I’ve been doing a lot of thinking about grains lately. We all know that, if you’re going to have them, whole grains are better than their overly processed relatives. And, for some reason, the weirder and more obscure the grain, the better I feel about eating it (hence the kamut, farro, barley, wheat berry (above) concoctions of the past week). (Check out a cool blog series about grains here. But now I’m wondering if I should be eating them at all.

You see, I downloaded the book Wheat Belly on my Kindle a few nights ago and am very intrigued by the author and cardiologist’s premise that modern wheat is what’s making people fat. So far, it may be in the same category as cow’s milk for me — it affects some people more than others. But I am researching and hope to report back to you here.
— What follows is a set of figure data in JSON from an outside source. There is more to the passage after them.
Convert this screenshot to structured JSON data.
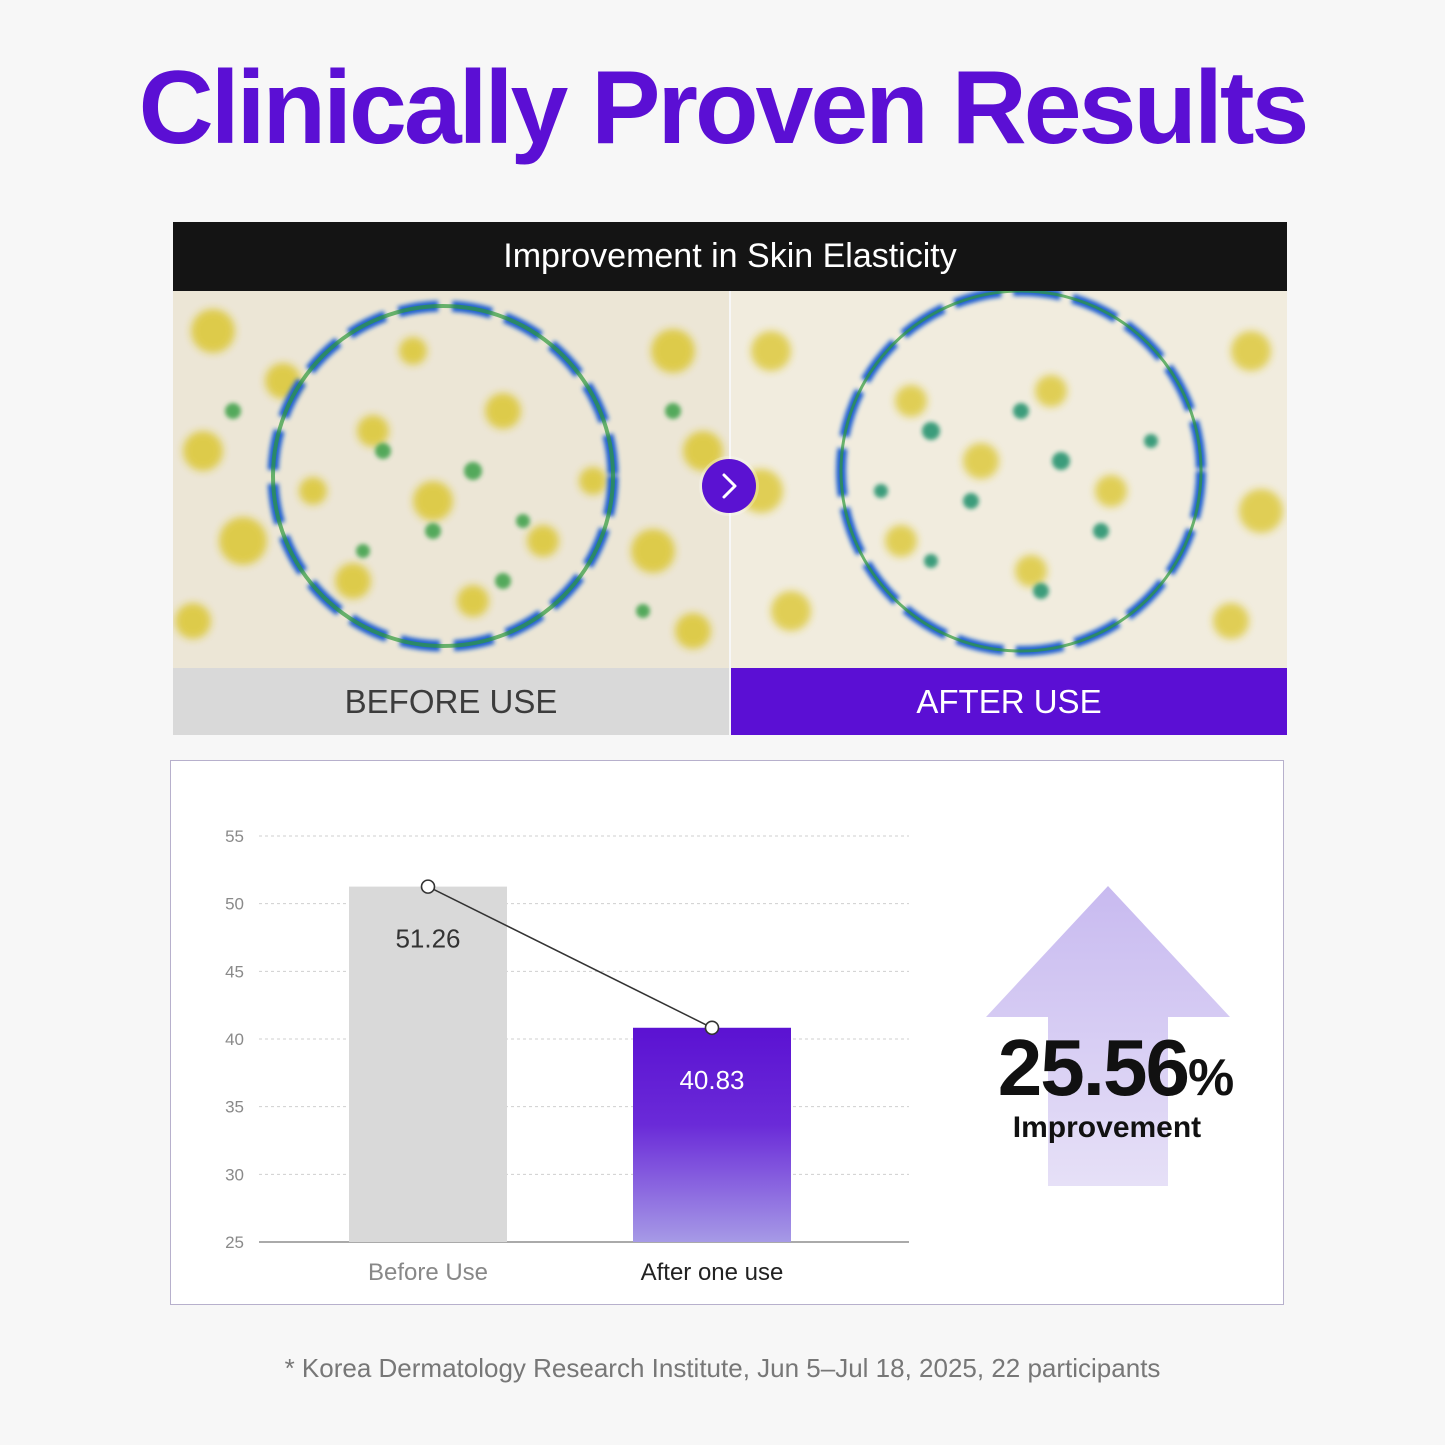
{
  "headline": "Clinically Proven Results",
  "comparison": {
    "title": "Improvement in Skin Elasticity",
    "before_label": "BEFORE USE",
    "after_label": "AFTER USE",
    "arrow_icon": "chevron-right-icon"
  },
  "chart_data": {
    "type": "bar",
    "categories": [
      "Before Use",
      "After one use"
    ],
    "values": [
      51.26,
      40.83
    ],
    "value_labels": [
      "51.26",
      "40.83"
    ],
    "ylim": [
      25,
      55
    ],
    "yticks": [
      25,
      30,
      35,
      40,
      45,
      50,
      55
    ],
    "grid": true,
    "connector_line": true,
    "title": "",
    "xlabel": "",
    "ylabel": "",
    "colors": [
      "#d9d9d9",
      "#5b12d2"
    ]
  },
  "improvement": {
    "value": "25.56",
    "unit": "%",
    "label": "Improvement",
    "arrow_color": "#cfc3f2"
  },
  "footnote": "* Korea Dermatology Research Institute, Jun 5–Jul 18, 2025, 22 participants",
  "colors": {
    "brand_purple": "#5b0fd4",
    "header_black": "#141414",
    "before_gray": "#d9d9d9"
  }
}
I sort of get in this research mode in the winter months when eating healthfully becomes, well, difficult. I can’t just swing by my farmers market each Wednesday and fill up on fresh vegetables, building a menu around them and some grass-fed meats. No, winter makes me want oatmeal, and lots of it. Every morning, I want a warm belly full of it — and my coffee.
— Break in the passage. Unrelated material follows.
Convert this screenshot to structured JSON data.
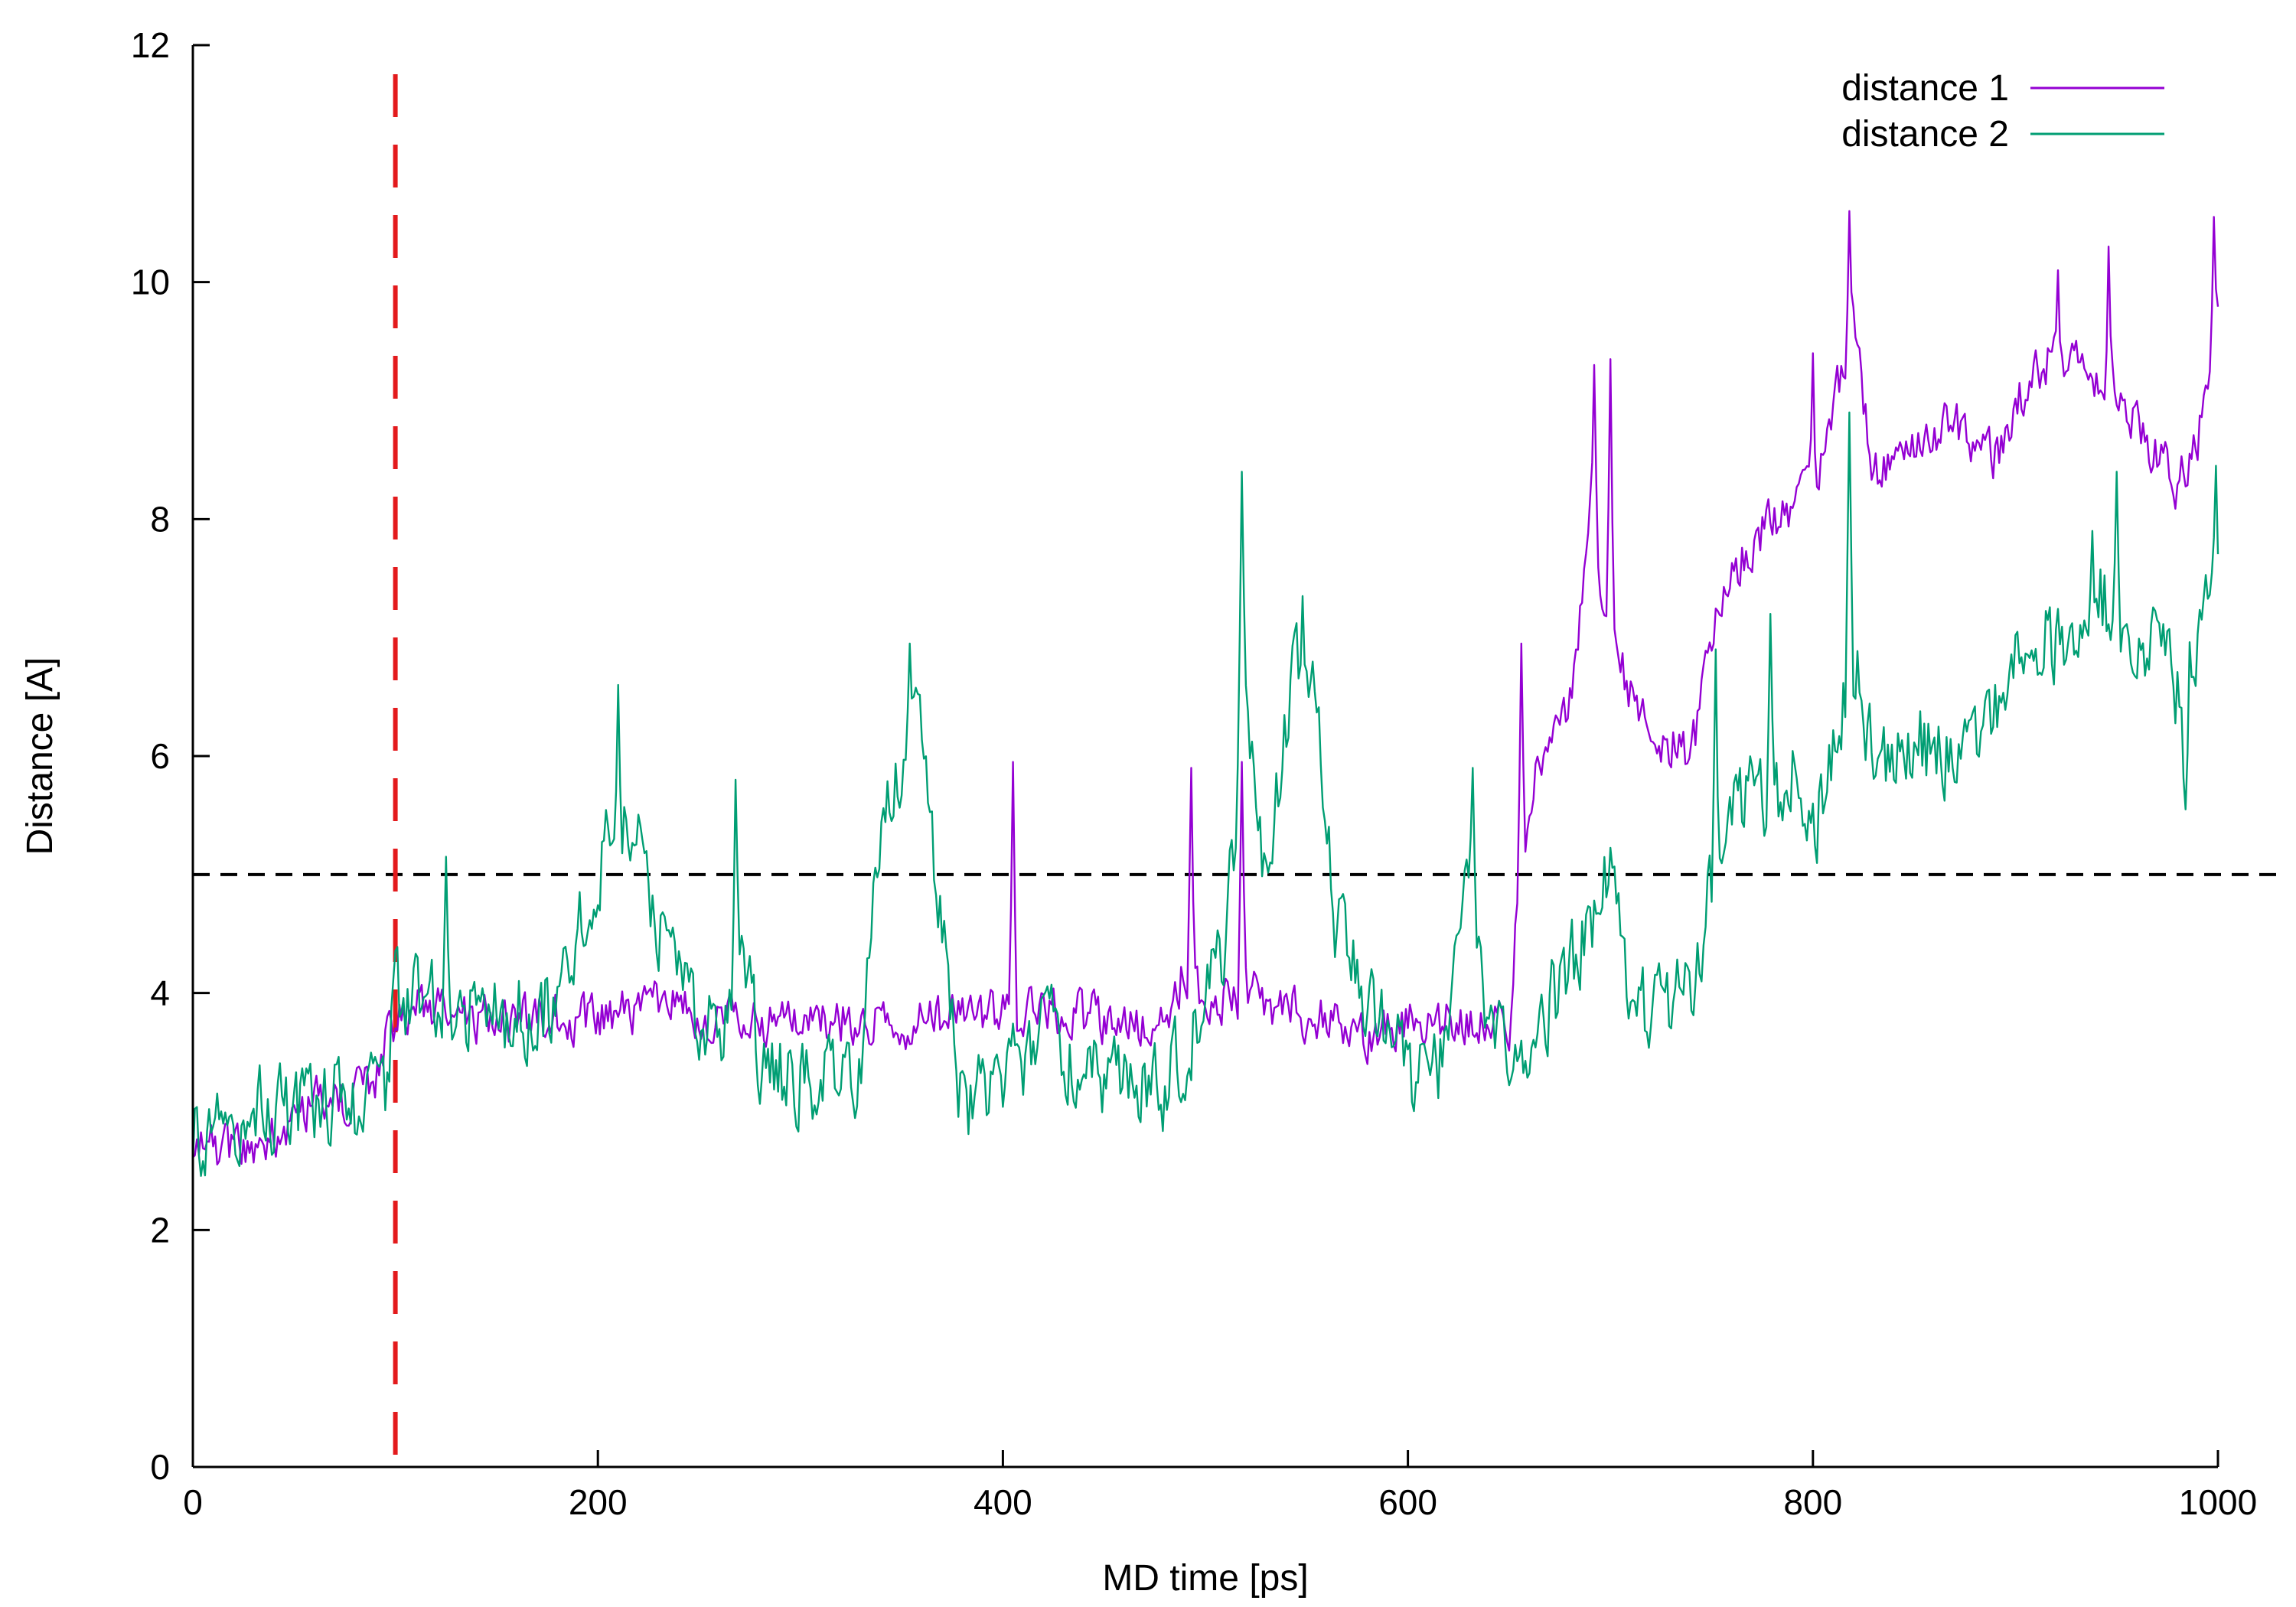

So just in case I do end up going Paleo or Primal or Gluten-Free or any of the other buzzwords (which I don’t plan on doing), I’ve been exploring some new wheat-alternative recipes. And there are some seriously good ones out there.

kamut hot cereal

First, I made Domenica’s hot cereal with kamut instead of farro (yes, yes, I know, they are grains, but they are fun to say, which makes them OK) last week. The kamut had a tougher shell than farro and I think merited a little more cooking time. But I sort of liked the extra chewiness, along with the almonds and dried cranberries I added, and it softened when I warmed it up each morning. The vanilla bean flavor was just irresistible, calling me to open the fridge and grab a spoonful out of the bowl every time I thought of it. I used cane sugar and less of it, since I was going for a breakfast food more than a dessert (but it works as both!) Head over to American Food Roots for the recipe.

Coconut porridge

This week, after brushing up on my wheat-and-grains-might-be-bad readings, I decided to experiment with some alternative hot cereal options. And, boy, did I find a winner. This coconut porridge recipe, from The Wholesome Home, hit the spot. I tried to remember to take a good picture, but I just kept eating it too fast (hence the artsy, bowl-half-full shot above). If you’re a coconut fan, the texture is just great. I added chia seeds, sliced almonds and flax to the mix for additional crunch. I added a little coconut flour to thicken, since I had it on hand.

(Confession: I may have loved it so much the first day because I didn’t realize I was using sweetened coconut. Sweeten sparingly with honey, agave or the like — or add more vanilla and let that do the trick.)

{ Coconut Porridge }

2/3 cup coconut milk (or whatever milk you like)
1/4 cup shredded, organic coconut (unsweetened)
1 t. vanilla
a pinch of salt
2 T. almond flour
1 T. golden flaxseed meal
honey to taste
Can also add sliced almonds or other nuts, dried fruit, chia seeds, etc.

Heat the milk in a small sauce pan and add in the remaining ingredients. Cook on medium heat until it reaches the desired thickness. (Takes 5-10 minutes.)

coco porridge making

And while you’re waiting for the porridge to thicken and your coffee to brew, grab your blender and make a veggie-fruit smoothie to have as a mid-morning snack. If I’m working out later in the day, I have a couple eggs with my porridge.

What are your wheat-free recipes and stories? What do you think of the Wheat Belly concept?